On dit aussi que l’on compte parmi ces sublimes génies un M. Leroi, prédicateur de Saint-Eustache, qui prêche contre les philosophes avec l’éloquence du révérend père Garasse.
A vous parler sérieusement, je trouve que, si quelque chose fait honneur à notre siècle, ce sont les trois factums de MM. Mariette, Elie de Beaumont, et Loyseau, en faveur de la famille infortunée des Calas.

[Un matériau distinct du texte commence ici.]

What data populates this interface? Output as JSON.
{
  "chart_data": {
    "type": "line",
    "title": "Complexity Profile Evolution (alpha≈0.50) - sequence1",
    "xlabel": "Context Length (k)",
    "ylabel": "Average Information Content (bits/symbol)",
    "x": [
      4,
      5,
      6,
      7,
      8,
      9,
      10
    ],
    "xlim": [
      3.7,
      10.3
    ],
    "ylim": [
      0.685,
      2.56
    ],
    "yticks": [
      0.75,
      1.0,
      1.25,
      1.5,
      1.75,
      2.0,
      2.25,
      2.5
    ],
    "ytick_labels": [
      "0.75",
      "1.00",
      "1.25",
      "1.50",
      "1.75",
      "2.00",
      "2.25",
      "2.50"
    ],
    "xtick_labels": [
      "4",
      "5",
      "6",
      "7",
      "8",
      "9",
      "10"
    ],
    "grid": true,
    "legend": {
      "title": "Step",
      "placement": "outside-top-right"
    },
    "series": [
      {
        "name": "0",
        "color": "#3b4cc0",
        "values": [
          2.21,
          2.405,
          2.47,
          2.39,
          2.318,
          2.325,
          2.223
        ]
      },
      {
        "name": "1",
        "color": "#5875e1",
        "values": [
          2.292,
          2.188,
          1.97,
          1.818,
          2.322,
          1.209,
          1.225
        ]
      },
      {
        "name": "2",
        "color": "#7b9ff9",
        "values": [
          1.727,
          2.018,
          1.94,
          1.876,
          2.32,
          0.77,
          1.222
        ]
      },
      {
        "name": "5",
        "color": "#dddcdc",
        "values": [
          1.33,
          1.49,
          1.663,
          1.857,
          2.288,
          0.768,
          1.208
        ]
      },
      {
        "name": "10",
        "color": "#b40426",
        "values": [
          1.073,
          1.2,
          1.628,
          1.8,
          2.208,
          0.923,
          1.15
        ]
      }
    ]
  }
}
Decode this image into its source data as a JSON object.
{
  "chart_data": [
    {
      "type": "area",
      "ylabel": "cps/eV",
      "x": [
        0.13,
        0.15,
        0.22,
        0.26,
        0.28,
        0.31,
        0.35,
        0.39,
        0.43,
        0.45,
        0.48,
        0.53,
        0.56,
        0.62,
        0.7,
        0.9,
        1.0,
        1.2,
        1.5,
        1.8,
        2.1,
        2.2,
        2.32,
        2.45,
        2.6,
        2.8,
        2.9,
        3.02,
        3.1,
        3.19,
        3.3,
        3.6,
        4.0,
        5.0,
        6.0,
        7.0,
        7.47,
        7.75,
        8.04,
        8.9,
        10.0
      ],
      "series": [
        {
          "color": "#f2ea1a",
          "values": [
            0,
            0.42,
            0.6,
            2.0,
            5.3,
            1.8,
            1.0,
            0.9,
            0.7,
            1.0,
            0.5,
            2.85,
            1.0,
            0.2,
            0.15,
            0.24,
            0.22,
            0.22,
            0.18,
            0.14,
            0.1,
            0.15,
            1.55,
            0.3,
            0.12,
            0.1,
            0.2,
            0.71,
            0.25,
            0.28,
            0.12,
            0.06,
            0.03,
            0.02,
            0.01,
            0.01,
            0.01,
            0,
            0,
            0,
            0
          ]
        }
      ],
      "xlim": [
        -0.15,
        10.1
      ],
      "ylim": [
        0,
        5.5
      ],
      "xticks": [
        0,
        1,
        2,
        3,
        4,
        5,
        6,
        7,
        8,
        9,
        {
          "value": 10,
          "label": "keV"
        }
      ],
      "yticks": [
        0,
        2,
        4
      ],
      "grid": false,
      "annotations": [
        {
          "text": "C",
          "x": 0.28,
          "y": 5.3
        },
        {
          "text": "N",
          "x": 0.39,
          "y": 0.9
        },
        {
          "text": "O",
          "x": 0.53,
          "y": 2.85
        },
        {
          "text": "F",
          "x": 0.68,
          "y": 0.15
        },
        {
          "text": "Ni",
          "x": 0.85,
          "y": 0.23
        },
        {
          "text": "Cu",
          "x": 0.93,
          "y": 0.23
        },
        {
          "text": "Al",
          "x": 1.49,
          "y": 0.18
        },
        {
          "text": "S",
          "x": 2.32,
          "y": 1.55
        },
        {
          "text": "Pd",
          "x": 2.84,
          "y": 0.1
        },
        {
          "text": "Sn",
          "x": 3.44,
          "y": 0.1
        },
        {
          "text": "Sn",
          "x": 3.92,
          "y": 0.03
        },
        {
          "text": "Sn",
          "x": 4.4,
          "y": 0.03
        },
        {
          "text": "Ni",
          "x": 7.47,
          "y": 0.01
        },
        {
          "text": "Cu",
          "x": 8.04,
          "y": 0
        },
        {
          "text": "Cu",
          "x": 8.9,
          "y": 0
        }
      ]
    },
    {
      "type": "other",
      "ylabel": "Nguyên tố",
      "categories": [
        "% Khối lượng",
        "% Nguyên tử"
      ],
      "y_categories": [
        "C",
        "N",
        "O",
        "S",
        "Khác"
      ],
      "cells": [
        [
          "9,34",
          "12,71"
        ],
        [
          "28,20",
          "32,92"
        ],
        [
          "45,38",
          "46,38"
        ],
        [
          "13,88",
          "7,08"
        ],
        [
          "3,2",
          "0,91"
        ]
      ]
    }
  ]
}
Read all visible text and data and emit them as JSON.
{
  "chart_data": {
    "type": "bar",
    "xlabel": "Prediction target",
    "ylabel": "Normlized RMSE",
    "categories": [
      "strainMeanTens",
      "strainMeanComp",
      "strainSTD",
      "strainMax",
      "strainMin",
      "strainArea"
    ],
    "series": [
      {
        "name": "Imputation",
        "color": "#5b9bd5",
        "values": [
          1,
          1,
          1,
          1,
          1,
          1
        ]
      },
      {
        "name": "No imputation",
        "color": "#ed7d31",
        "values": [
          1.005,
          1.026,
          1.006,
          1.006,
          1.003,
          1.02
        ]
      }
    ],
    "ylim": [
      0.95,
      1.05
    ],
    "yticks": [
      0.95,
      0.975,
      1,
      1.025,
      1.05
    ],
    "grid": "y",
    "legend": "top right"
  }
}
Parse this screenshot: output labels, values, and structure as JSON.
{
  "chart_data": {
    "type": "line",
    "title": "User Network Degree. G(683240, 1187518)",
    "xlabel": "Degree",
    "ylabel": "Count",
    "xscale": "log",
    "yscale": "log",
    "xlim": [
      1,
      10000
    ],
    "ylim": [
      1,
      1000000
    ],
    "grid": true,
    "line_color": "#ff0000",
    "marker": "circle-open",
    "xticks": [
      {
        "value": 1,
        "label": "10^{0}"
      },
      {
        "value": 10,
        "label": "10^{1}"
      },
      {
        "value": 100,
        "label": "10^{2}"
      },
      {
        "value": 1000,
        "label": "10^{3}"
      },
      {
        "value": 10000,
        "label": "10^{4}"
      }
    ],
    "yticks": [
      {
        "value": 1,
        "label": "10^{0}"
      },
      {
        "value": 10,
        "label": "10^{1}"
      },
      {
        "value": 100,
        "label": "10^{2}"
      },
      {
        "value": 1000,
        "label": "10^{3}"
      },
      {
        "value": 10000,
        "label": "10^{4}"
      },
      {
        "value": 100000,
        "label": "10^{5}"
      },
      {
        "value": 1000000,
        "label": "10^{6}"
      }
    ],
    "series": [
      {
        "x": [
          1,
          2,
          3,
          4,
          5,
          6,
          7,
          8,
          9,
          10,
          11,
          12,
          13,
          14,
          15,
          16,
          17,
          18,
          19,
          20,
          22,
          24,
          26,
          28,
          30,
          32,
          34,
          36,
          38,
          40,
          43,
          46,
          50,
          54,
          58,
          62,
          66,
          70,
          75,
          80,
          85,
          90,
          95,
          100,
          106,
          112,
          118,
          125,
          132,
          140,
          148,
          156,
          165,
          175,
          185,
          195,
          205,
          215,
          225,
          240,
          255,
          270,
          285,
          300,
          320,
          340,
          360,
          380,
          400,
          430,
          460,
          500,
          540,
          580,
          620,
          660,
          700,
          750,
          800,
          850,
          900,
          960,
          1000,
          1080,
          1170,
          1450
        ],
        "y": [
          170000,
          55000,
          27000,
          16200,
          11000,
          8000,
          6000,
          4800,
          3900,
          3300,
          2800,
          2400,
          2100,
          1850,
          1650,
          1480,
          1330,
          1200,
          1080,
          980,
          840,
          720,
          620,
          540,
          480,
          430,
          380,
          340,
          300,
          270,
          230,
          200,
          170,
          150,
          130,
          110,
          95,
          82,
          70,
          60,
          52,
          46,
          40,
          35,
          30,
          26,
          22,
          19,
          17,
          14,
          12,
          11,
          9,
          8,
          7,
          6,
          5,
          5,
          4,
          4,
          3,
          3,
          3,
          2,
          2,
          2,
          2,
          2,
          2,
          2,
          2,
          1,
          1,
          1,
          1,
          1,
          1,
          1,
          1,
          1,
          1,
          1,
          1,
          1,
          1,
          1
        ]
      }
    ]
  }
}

Employer ainsi son temps, sa peine, son éloquence, son crédit, et, loin de recevoir aucun salaire, procurer des secours à des opprimés, c’est là ce qui est véritablement grand, et ce qui ressemble plus au temps des Cicéron et des Hortensius, qu’à celui de Briet, de Huth, et de frère Berthier. Je m’embarrasse fort peu du jugement qu’on rendra ; car, Dieu merci, l’Europe a déjà jugé, et je ne connais de tribunal infaillible que celui des honnêtes gens de différents pays, qui pensent de même et composent, sans le savoir, un corps qui ne peut errer, parce qu’ils n’ont pas l’esprit de corps (5).
Je ne sais ce que c’est que le petit libelle dont vous me parlez (6), où l’on me dit des injures à propos d’un examen de quelques pièces de Crébillon (7). Je ne connais ni cet examen ni ces injures ; j’aurais trop à faire s’il fallait lire tous ces rogatons. Pierre-le-grand et le grand Corneille m’occupent assez : j’en suis malheureusement à Pertharite, et je marie sa nièce pour me consoler. Nous mettrons dans le contrat de mariage qu’elle est cousine germaine de Chimène, et qu’elle ne reconnaît pour ses parents ni Grimoald ni Unulphe (8). Elle pourra bien avoir fait un enfant avant que l’édition soit achevée. Beaucoup de grands seigneurs ont souscrit très généreusement ; les graveurs disent que leurs noms ne sont pas des lettres de change.
J’envoie à l’Académie l’Héraclius espagnol, que j’ai traduit de Calderon (9), et qui est imprimé avec l’Héraclius français. Vous jugerez quel est l’original de Calderon ou de Corneille ; vous pâmerez de rire. Cependant vous verrez qu’il y a de temps en temps dans le Calderon de bien brillantes étincelles de génie. Vous recevrez aussi bientôt une certaine Histoire générale. Le genre humain y est peint cette fois de trois quarts ; il ne l’était que de profil aux autres éditions. Quoique je sois bien vieux, j’apprends tous les jours à le connaître.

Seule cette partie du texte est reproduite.